Quelques rappels 🔬 :

La ménopause est diagnostiquée en moyenne à 51 ans en France, mais elle ne survient jamais du jour au lendemain. Elle est précédée d'une période de périménopause qui démarre en moyenne à 47 ans, parfois dès la fin de la trentaine, et qui peut durer jusqu'à dix ans avant que la ménopause soit officiellement diagnostiquée [5].

Les symptômes les plus fréquents apparaissent donc bien avant 50 ans :

  • fatigue et insomnies,
  • brouillard cognitif,
  • douleurs articulaires et musculo-squelettiques,
  • anxiété et irritabilité,
  • bouffées de chaleur,
  • sécheresse intime,
  • fragilisation osseuse,
  • exposition accrue aux maladies cardiovasculaires [5].


Les femmes concernées sont donc souvent au pic de leur expertise professionnelle.

💼 Le taux d'emploi des femmes de 50 à 64 ans atteignait 57,2 % en France en 2023 [6]. Loin d'être des profils à écarter, les femmes de plus de 45 ans représentent un vivier de compétences stratégiques : autonomie, expérience, organisation, capacité de recul, gestion du stress... Ces compétences sont indispensables, notamment pour accéder à des postes managériaux ou de direction.

🎯 D’ailleurs, selon le rapport Oser !, 74 % des cabinets RH ayant proposé un profil de femme de plus de 45 ans avaient vu ces talents être recrutés par leurs clients. Une preuve supplémentaire que les compétences des femmes expérimentées répondent précisément aux besoins des entreprise [7].


Idée Reçue n°2

"Les symptômes, ça se gère. C'est pas si grave."

87 % des femmes sont symptomatiques à la ménopause. 1 femme sur 4 réduit ses horaires à cause de ces symptômes, et 10 % quittent leur emploi, souvent sans le dire à leur employeur [2]. Selon une étude française menée par Alan, 16 % des femmes constatent un impact direct de la ménopause sur leur productivité au travail [8].

🤕 7 jours d'arrêt en moyenne par an pour les femmes aux symptômes sévères

Une femme sur cinq a déjà posé des congés pour cette raison.

Plus frappant encore : 60 % des femmes aux symptômes sévères déclarent vouloir s'arrêter sans le faire, et parmi elles, 76 % admettent qu'elles en auraient pourtant eu besoin [2].

1 femme sur 10 a déjà démissionné à cause des symptômes de la ménopause, le plus souvent sans en avoir parlé à sa hiérarchie [2]. Au Royaume-Uni, on estime que 600 000 femmes ont quitté le marché du travail pour cette raison .

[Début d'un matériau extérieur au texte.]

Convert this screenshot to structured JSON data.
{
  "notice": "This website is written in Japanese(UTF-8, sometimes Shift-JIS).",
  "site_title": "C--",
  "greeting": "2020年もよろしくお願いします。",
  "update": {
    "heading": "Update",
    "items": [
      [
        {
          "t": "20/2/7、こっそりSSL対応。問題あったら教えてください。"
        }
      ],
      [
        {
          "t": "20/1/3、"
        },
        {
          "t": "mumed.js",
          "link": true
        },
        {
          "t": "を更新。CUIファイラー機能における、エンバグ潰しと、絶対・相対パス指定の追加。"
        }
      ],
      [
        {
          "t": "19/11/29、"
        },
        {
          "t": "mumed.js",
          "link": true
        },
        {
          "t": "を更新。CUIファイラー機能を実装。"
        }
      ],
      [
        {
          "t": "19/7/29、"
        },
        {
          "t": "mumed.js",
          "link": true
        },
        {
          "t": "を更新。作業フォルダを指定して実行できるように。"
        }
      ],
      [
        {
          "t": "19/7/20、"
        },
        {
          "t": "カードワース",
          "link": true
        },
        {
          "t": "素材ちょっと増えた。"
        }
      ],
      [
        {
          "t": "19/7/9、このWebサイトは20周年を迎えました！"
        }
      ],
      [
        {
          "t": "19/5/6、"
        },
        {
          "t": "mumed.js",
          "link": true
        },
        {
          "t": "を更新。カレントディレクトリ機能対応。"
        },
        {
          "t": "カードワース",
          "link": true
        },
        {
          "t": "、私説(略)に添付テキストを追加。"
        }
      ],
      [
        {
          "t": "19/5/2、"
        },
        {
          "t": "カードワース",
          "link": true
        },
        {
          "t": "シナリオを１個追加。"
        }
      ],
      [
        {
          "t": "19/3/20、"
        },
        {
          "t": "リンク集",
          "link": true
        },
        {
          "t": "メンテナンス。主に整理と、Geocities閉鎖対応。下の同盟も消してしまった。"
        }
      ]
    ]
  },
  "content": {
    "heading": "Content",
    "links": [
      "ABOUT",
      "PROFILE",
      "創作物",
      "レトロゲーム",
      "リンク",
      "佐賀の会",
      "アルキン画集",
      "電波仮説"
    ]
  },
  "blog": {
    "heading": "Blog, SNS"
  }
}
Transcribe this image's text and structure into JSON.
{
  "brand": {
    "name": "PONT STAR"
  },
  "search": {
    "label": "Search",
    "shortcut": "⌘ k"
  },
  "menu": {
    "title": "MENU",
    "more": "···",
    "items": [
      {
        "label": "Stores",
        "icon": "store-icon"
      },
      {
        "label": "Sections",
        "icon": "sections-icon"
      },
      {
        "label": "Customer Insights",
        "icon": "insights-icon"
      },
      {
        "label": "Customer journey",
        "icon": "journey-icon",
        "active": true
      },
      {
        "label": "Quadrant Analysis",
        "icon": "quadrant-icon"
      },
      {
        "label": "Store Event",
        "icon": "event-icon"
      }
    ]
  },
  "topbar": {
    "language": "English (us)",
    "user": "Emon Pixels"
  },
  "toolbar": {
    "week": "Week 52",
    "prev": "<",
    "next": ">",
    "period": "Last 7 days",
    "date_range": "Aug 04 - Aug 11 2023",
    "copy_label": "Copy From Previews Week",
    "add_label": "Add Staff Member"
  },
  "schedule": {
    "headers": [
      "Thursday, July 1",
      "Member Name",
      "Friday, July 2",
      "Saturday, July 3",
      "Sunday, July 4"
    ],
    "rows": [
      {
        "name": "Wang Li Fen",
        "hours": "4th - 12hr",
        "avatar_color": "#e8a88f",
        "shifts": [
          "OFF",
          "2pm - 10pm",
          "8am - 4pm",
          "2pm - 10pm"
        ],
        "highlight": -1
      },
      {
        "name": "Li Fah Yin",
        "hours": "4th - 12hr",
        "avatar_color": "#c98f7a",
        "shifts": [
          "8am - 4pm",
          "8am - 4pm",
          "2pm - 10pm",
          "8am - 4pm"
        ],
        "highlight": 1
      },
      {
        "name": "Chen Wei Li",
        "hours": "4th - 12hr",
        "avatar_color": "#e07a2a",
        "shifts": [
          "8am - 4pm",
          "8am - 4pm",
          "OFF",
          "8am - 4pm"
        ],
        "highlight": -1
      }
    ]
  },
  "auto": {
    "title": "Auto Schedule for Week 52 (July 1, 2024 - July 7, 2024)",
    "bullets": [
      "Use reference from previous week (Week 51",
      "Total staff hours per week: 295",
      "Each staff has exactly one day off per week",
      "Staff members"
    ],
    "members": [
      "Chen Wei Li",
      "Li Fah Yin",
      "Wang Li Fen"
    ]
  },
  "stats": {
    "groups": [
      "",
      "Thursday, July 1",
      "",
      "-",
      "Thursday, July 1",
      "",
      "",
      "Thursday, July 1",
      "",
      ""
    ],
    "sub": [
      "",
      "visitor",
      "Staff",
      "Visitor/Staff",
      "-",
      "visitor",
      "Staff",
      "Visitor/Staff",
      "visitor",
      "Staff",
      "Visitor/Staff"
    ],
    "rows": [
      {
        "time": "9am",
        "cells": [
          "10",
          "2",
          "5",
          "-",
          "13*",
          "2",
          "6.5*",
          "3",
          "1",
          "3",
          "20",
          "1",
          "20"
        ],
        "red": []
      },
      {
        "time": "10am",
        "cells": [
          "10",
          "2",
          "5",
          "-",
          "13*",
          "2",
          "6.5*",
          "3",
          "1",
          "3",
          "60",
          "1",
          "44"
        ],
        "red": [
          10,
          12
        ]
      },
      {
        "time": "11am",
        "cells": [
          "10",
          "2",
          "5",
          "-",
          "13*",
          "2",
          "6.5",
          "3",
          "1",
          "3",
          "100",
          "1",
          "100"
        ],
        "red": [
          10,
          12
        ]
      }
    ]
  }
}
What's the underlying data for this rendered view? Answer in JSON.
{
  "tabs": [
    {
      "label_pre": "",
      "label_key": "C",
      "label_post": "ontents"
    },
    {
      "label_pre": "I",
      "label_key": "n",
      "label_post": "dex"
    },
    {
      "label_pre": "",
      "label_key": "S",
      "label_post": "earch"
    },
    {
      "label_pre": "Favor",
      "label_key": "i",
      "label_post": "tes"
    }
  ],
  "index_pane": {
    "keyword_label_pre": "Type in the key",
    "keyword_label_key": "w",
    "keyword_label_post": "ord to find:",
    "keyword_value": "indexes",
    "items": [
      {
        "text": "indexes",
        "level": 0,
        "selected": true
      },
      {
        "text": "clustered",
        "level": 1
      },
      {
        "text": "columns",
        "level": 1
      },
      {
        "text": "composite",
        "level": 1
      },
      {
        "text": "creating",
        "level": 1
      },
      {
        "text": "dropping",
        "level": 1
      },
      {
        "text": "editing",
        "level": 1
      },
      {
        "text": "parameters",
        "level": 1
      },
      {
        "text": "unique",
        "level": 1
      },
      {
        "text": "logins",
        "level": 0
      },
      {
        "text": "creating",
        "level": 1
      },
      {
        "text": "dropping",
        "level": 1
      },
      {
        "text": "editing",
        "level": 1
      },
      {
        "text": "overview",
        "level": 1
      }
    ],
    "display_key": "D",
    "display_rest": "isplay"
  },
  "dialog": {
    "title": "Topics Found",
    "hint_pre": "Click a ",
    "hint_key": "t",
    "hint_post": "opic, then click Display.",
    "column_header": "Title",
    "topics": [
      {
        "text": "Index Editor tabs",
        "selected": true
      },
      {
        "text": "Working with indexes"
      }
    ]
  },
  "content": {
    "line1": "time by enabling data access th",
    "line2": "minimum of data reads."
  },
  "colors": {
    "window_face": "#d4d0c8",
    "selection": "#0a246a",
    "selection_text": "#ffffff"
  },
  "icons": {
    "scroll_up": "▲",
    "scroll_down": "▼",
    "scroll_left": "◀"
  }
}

Ce n'est pas qu'une question de volonté individuelle : le stress aggrave biologiquement les symptômes. Un environnement professionnel non adapté ne rend pas seulement les symptômes plus difficiles à gérer, il les intensifie.

Idée Reçue n°3

"Ce n'est pas un sujet pour l'entreprise."

Si les femmes britanniques ayant quitté le marché du travail y revenaient avec un salaire médian, le gain économique direct serait estimé à 1,5 milliard de livres sterling par an.


💡 Le retour sur investissement est déjà chiffré : chaque livre investie dans la santé gynécologique et obstétrique des femmes au Royaume-Uni génère 11 livres de retour [1].

Au-delà des chiffres bruts, la ménopause est aussi un enjeu d'égalité professionnelle :
  • après la maternité, c'est la 2e cause d'écart salarial entre les femmes et les hommes [9]
  • 10 % des femmes refusent une promotion à cause de leurs symptômes [2]
  • une femme sur trois n'a pas cherché à obtenir davantage de responsabilités pendant cette période [10].


Ces renoncements pèsent directement sur l'index d'égalité femmes-hommes et sur les indicateurs de qualité de vie et conditions de travail (QVCT) définis par le réseau Anact-Aract [11].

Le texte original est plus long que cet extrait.